Egeland had been scheduled to visit Darfur to assess relief operations. Instead, he went to southern Sudan for the second leg of his mission, to check on progress toward implementing a peace accord between the Sudanese government and the semiautonomous former rebel movement.

The 3-year-old conflict in Darfur set the Arab-dominated government and militias, known as Janjaweed, against ethnic African tribes. Sudan's government and rebels in Darfur have made little headway in peace talks in Abuja, Nigeria.

"I believe that there is now a total lack of unity of command. The government doesn't control the Janjaweed militias — perhaps not even their own soldiers. The guerrillas are not controlling their armed troops on the ground," Egeland said.

Government and rebel representatives at peace talks in Nigeria "are procrastinating, the people in the field are looting and pillaging even aid work," he said.

U.N. Secretary-General Kofi Annan expressed "regret" Tuesday at the government's decision to bar Egeland from visiting Darfur and will try to speak to Sudanese President Omar al-Bashir about it, U.N. spokesman Stephane Dujarric said at U.N. headquarters in New York.

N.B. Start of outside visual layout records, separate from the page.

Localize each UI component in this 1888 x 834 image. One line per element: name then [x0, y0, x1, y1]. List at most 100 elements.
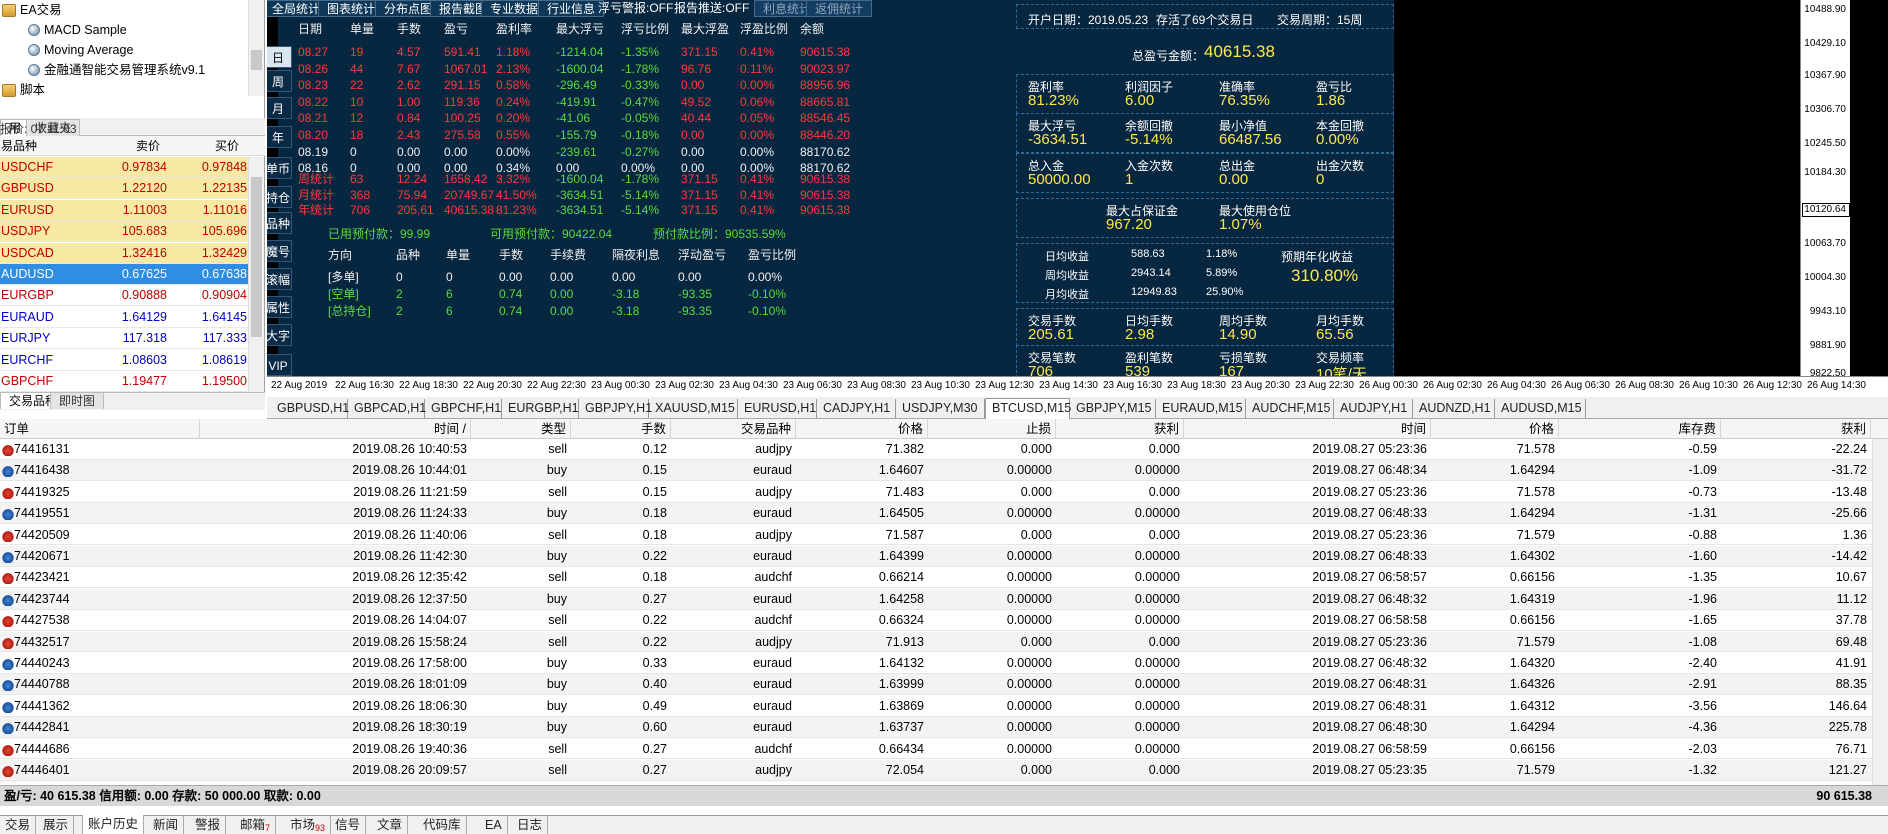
chart-tab[interactable]: GBPUSD,H1	[271, 399, 349, 418]
history-col-7[interactable]: 获利	[1056, 419, 1184, 439]
history-row[interactable]: 74420671 2019.08.26 11:42:30 buy 0.22 euraud…	[0, 546, 1888, 567]
col-ask[interactable]: 买价	[215, 136, 239, 156]
history-row[interactable]: 74440243 2019.08.26 17:58:00 buy 0.33 euraud…	[0, 653, 1888, 674]
market-watch-row[interactable]: EURAUD 1.64129 1.64145	[0, 306, 248, 328]
sell-order-icon	[2, 764, 14, 777]
market-watch-row[interactable]: EURUSD 1.11003 1.11016	[0, 199, 248, 221]
chart-window[interactable]: ▼ 全局统计图表统计分布点图报告截图专业数据行业信息浮亏警报:OFF报告推送:O…	[267, 0, 1888, 396]
scroll-thumb[interactable]	[251, 177, 262, 337]
nav-item-label: 金融通智能交易管理系统v9.1	[44, 63, 206, 77]
history-row[interactable]: 74427538 2019.08.26 14:04:07 sell 0.22 audch…	[0, 610, 1888, 632]
history-scrollbar[interactable]	[1872, 439, 1888, 785]
history-col-3[interactable]: 手数	[571, 419, 671, 439]
bid-price: 0.90888	[121, 288, 167, 303]
chart-tab[interactable]: CADJPY,H1	[817, 399, 896, 418]
history-col-6[interactable]: 止损	[928, 419, 1056, 439]
daily-cell: 2.62	[397, 78, 421, 93]
time-axis[interactable]: 22 Aug 2019 22 Aug 16:30 22 Aug 18:30 22 Au…	[267, 376, 1888, 396]
ea-button-5[interactable]: 行业信息	[538, 0, 605, 17]
history-col-8[interactable]: 时间	[1184, 419, 1431, 439]
col-bid[interactable]: 卖价	[136, 136, 160, 156]
col-symbol[interactable]: 易品种	[1, 136, 37, 156]
chart-tab[interactable]: GBPJPY,H1	[579, 399, 652, 418]
history-cell: 0.18	[642, 506, 667, 521]
daily-row: 08.21 12 0.84 100.25 0.20% -41.06 -0.05% 40.44 0…	[278, 109, 858, 127]
bottom-tab[interactable]: 文章	[372, 816, 409, 834]
price-label: 10184.30	[1804, 167, 1846, 178]
alert-status: 浮亏警报:OFF	[598, 1, 674, 15]
chart-tab[interactable]: EURAUD,M15	[1156, 399, 1246, 418]
bottom-tab[interactable]: 代码库	[418, 816, 467, 834]
chart-tab[interactable]: AUDUSD,M15	[1495, 399, 1586, 418]
history-row[interactable]: 74419325 2019.08.26 11:21:59 sell 0.15 audjp…	[0, 482, 1888, 503]
chart-tab[interactable]: EURGBP,H1	[502, 399, 579, 418]
history-row[interactable]: 74423744 2019.08.26 12:37:50 buy 0.27 euraud…	[0, 588, 1888, 610]
market-watch-scrollbar[interactable]	[248, 157, 264, 393]
bottom-tab[interactable]: 信号	[330, 816, 367, 834]
history-row[interactable]: 74442841 2019.08.26 18:30:19 buy 0.60 euraud…	[0, 717, 1888, 739]
history-col-0[interactable]: 订单	[0, 419, 200, 439]
market-watch-row[interactable]: EURGBP 0.90888 0.90904	[0, 285, 248, 307]
bottom-tab[interactable]: EA	[480, 816, 508, 834]
nav-item-management-system[interactable]: 金融通智能交易管理系统v9.1	[28, 60, 205, 80]
market-watch-row[interactable]: GBPCHF 1.19477 1.19500	[0, 371, 248, 392]
history-cell: 0.00000	[1006, 677, 1052, 692]
market-watch-row[interactable]: GBPUSD 1.22120 1.22135	[0, 178, 248, 200]
history-col-10[interactable]: 库存费	[1559, 419, 1721, 439]
nav-ea-folder[interactable]: EA交易	[2, 0, 62, 20]
market-watch-row[interactable]: USDCAD 1.32416 1.32429	[0, 242, 248, 264]
chart-tab[interactable]: XAUUSD,M15	[649, 399, 738, 418]
chart-tab[interactable]: AUDNZD,H1	[1413, 399, 1495, 418]
nav-item-moving-average[interactable]: Moving Average	[28, 40, 133, 60]
history-row[interactable]: 74441362 2019.08.26 18:06:30 buy 0.49 euraud…	[0, 696, 1888, 717]
tab-tick-chart[interactable]: 即时图	[50, 392, 105, 409]
history-row[interactable]: 74440788 2019.08.26 18:01:09 buy 0.40 euraud…	[0, 674, 1888, 696]
chart-tab[interactable]: GBPJPY,M15	[1070, 399, 1156, 418]
bottom-tab[interactable]: 邮箱7	[235, 816, 277, 834]
chart-tab[interactable]: EURUSD,H1	[738, 399, 817, 418]
bottom-tab[interactable]: 警报	[190, 816, 227, 834]
bottom-tab[interactable]: 账户历史	[82, 815, 145, 834]
market-watch-row[interactable]: EURJPY 117.318 117.333	[0, 328, 248, 350]
chart-tab[interactable]: AUDCHF,M15	[1246, 399, 1334, 418]
history-cell: buy	[546, 656, 567, 670]
chart-tab[interactable]: BTCUSD,M15	[985, 398, 1071, 419]
rebate-stats-button[interactable]: 返佣统计	[806, 0, 873, 17]
navigator-scrollbar[interactable]	[248, 0, 264, 96]
scroll-thumb[interactable]	[251, 50, 262, 70]
nav-item-macd[interactable]: MACD Sample	[28, 20, 127, 40]
market-watch-row[interactable]: USDJPY 105.683 105.696	[0, 221, 248, 243]
nav-scripts-folder[interactable]: 脚本	[2, 80, 45, 100]
history-row[interactable]: 74444686 2019.08.26 19:40:36 sell 0.27 audch…	[0, 739, 1888, 760]
history-row[interactable]: 74432517 2019.08.26 15:58:24 sell 0.22 audjp…	[0, 631, 1888, 653]
history-col-9[interactable]: 价格	[1431, 419, 1559, 439]
history-row[interactable]: 74419551 2019.08.26 11:24:33 buy 0.18 euraud…	[0, 503, 1888, 525]
history-col-4[interactable]: 交易品种	[671, 419, 796, 439]
market-watch-row[interactable]: AUDUSD 0.67625 0.67638	[0, 264, 248, 285]
sidebar-button-11[interactable]: VIP	[267, 354, 292, 376]
history-row[interactable]: 74423421 2019.08.26 12:35:42 sell 0.18 audch…	[0, 567, 1888, 589]
history-col-1[interactable]: 时间 /	[200, 419, 471, 439]
bottom-tab[interactable]: 市场93	[285, 816, 332, 834]
price-scale[interactable]: 10488.90 10429.10 10367.90 10306.70 10245.50…	[1800, 0, 1850, 379]
market-watch-row[interactable]: EURCHF 1.08603 1.08619	[0, 349, 248, 371]
bottom-tab[interactable]: 日志	[512, 816, 549, 834]
history-row[interactable]: 74446401 2019.08.26 20:09:57 sell 0.27 audjp…	[0, 760, 1888, 781]
history-col-11[interactable]: 获利	[1721, 419, 1871, 439]
history-row[interactable]: 74420509 2019.08.26 11:40:06 sell 0.18 audjp…	[0, 525, 1888, 546]
market-watch-row[interactable]: USDCHF 0.97834 0.97848	[0, 157, 248, 178]
chart-tab[interactable]: USDJPY,M30	[896, 399, 985, 418]
bottom-tab[interactable]: 交易	[0, 816, 37, 834]
history-row[interactable]: 74416438 2019.08.26 10:44:01 buy 0.15 euraud…	[0, 460, 1888, 482]
chart-tab[interactable]: AUDJPY,H1	[1334, 399, 1413, 418]
history-col-5[interactable]: 价格	[796, 419, 928, 439]
margin-used: 已用预付款：99.99	[328, 227, 431, 241]
daily-cell: -155.79	[556, 128, 597, 142]
bottom-tab[interactable]: 新闻	[148, 816, 185, 834]
bottom-tab[interactable]: 展示	[38, 816, 75, 834]
chart-tab[interactable]: GBPCHF,H1	[425, 399, 502, 418]
history-row[interactable]: 74416131 2019.08.26 10:40:53 sell 0.12 audjp…	[0, 439, 1888, 460]
sidebar-button-10[interactable]: 大字	[267, 324, 292, 346]
chart-tab[interactable]: GBPCAD,H1	[348, 399, 426, 418]
history-col-2[interactable]: 类型	[471, 419, 571, 439]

"The pressing and urgent humanitarian requirements of Darfur are a priority for the United Nations and coordination efforts to sustain this large program were at the center of Mr. Egeland's visit," Dujarric said.

The U.N. Security Council was briefed on Egeland's problems with Sudan Tuesday, Dujarric said.

Egeland said Sudanese authorities told him that visiting Khartoum and Darfur, in the Muslim part of the country, would be too sensitive because his nation, Norway, was among those that published offensive cartoons of Islam's Prophet Muhammad.

He called the excuse "utterly ridiculous."

Egeland said that in addition to denying him permission to visit Darfur, the Sudanese government has also ordered the Norwegian Refugee Council to leave the country by Wednesday. He said Khartoum did not explain the order to expel the aid agency, which is responsible for operating one of the largest humanitarian operations in Darfur.

Sudanese government officials were not immediately available for comment.

"As we speak, we have already lost contact with 300,000 people — 300,000 of the 3 million people who need our assistance we cannot reach because of insecurity or because of other obstacles to our work," Egeland said.

The international community must also pay more attention to Darfur, for which there has been "waning interest," he added.

The international community has to put pressure not only on the government of Sudan, but also on the rebel groups who "have behaved in a totally irresponsible manner."

Egeland also said the African Union peacekeeping force in Darfur was ill-equipped to protect civilians from atrocities committed by both sides of the conflict. He called for a stronger force, echoing calls for a U.N.-led force to take over the peacekeeping mission.

"World leaders thought it was going well in Darfur. It was not, and we did not keep pressure on the government nor on the guerillas," he said.